Menurut Presiden Jokowi, langkah BPK itu pun mendukung agar pengelolaan keuangan negara atas penanganan COVID-19 menjadi transparan, akuntabel dan efektif.
"Sebagaimana kita tahu, pandemi COVID-19 telah memaksa pemerintah dari pusat sampai daerah termasuk TNI/Polri, BUMN untuk melakukan langkah-langkah 'extraordinary' dalam menghadapi krisis kesehatan dan krisis perekonomian," ungkap Presiden.
Sejumlah contoh yang harus dikerjakan pemerintah misalnya mengevakuasi WNI dari wilayah pandemi; mempersiapkan rumah sakit, rumah isolasi, alat-alat kesehatan, obat-obatan dalam waktu yang sangat singkat; hingga menggerakkan seluruh aparat untuk mendisiplinkan masyarakat dalam menaati dan mengikuti protokol kesehatan.
"Semua itu harus dilakukan dengan 'extraordinary', cara yang tidak seperti biasanya, cara yang tidak standar. Semua harus dilakukan dengan cara yang cepat, dengan prosedur yang sederhana, yang 'short cut'," ujar Presiden.
Tujuan pelaksanaan semua tindakan itu adalah demi keselamatan masyarakat.
"Keselamatan masyarakat lebih penting dibanding prosedur yang berbelit-belit yang kita buat sendiri yang memang sudah waktunya harus kita rombak," kata Presiden.
Upaya luar biasa pemerintah juga dilakukan di bidang perekonomian, bantuan sosial berupa penyaluran barang-barang kebutuhan pokok hingga bantuan sosial berupa uang tunai.
"Hal ini harus dilakukan untuk menyelamatkan masyarakat yang tiba-tiba menganggur, yang tiba-tiba tidak punya penghasilan. Bantuan untuk UMKM, subsidi gaji dan restrukturisasi kredit juga harus dilakukan secara cepat," ujar Presiden pula.

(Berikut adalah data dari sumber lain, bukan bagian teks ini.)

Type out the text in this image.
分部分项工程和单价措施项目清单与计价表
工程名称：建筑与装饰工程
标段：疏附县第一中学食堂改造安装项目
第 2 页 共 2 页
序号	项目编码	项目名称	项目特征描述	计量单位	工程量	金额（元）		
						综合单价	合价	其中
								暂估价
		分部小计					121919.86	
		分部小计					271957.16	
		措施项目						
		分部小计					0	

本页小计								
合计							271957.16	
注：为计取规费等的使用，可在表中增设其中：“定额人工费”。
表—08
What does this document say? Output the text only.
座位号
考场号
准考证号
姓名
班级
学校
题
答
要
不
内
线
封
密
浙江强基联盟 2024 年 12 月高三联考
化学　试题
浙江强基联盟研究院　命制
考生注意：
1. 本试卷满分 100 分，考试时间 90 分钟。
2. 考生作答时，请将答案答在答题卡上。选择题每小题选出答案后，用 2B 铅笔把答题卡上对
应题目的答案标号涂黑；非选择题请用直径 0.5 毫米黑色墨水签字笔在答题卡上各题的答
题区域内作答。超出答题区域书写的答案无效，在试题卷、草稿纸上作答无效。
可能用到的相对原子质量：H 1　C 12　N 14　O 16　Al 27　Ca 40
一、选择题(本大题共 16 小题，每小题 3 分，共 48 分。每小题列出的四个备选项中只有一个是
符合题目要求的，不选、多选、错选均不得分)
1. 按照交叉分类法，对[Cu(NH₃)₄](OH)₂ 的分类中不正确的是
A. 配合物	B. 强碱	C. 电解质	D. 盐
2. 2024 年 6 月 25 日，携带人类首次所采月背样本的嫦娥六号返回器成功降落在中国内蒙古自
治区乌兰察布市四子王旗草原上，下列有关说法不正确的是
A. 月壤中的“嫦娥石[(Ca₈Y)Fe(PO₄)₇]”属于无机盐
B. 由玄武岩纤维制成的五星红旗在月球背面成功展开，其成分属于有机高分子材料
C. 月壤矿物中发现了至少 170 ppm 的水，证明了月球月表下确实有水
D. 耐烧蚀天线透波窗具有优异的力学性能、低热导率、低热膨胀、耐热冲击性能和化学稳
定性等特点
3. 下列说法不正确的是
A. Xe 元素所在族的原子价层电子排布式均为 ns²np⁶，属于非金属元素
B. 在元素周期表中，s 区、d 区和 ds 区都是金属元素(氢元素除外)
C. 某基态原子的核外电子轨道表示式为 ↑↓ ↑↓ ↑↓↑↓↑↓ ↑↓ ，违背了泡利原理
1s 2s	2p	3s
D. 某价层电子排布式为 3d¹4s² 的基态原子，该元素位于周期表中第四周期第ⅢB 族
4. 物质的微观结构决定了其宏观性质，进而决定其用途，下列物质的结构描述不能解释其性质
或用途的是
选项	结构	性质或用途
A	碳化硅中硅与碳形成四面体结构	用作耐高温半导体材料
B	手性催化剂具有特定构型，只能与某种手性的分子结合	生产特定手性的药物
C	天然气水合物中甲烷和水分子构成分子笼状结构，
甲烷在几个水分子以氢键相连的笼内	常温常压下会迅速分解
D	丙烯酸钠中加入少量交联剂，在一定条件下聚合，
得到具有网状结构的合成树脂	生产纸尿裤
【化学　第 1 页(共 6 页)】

Lagi-lagi hal itu dilakukan agar perekonomian tidak semakin terpuruk dan kegiatan perekonomian masyarakat masih bisa berjalan.
"Semua itu saya tegaskan kembali berulang-ulang untuk menyamakan frekuensi bahwa kita memang dalam kondisi krisis. Pemerintah harus mengganti 'channel' kerja dari 'channel' yang biasa-biasa menjadi 'channel' yang luar biasa," kata Presiden.
Mengingat pandemi pun masih berlangsung, Pemerintah, menurut Presiden Jokowi juga masih butuh fleksibilitas dalam bekerja.
"Seperti juga kondisi dunia pada umumnya, kita masih butuh waktu untuk keluar dari kondisi ini, Pemerintah masih butuh fleksibilitas kerja dan kesederhanaan prosedur agar semua permasalahan bisa ditangani dengan cepat, tepat sasaran dan efisien," ungkap Presiden.
Menurut Ketua BPK Agung Firman Sampurna, sejumlah masalah yang sudah teridenfitikasi dalam penanganan COVID-19 adalah ketidakandalan data, kurang transparannya aparatur negara serta ragam bantuan sosial dari berbagai kementerian yang berbeda dengan tujuan yang sama, sehingga berisiko tumpang tindih.
"Pemeriksaan ini disebut pemeriksaan semesta atau 'audit universe'. Kami menyebut 'risk based comprehensive audit', dan Presiden pun dapat memperoleh hasil audit secara rutin setiap bulannya agar masalah tata kelola dan segala kedaruratannya bisa segera diawasi," kata Agung dalam sambutannya.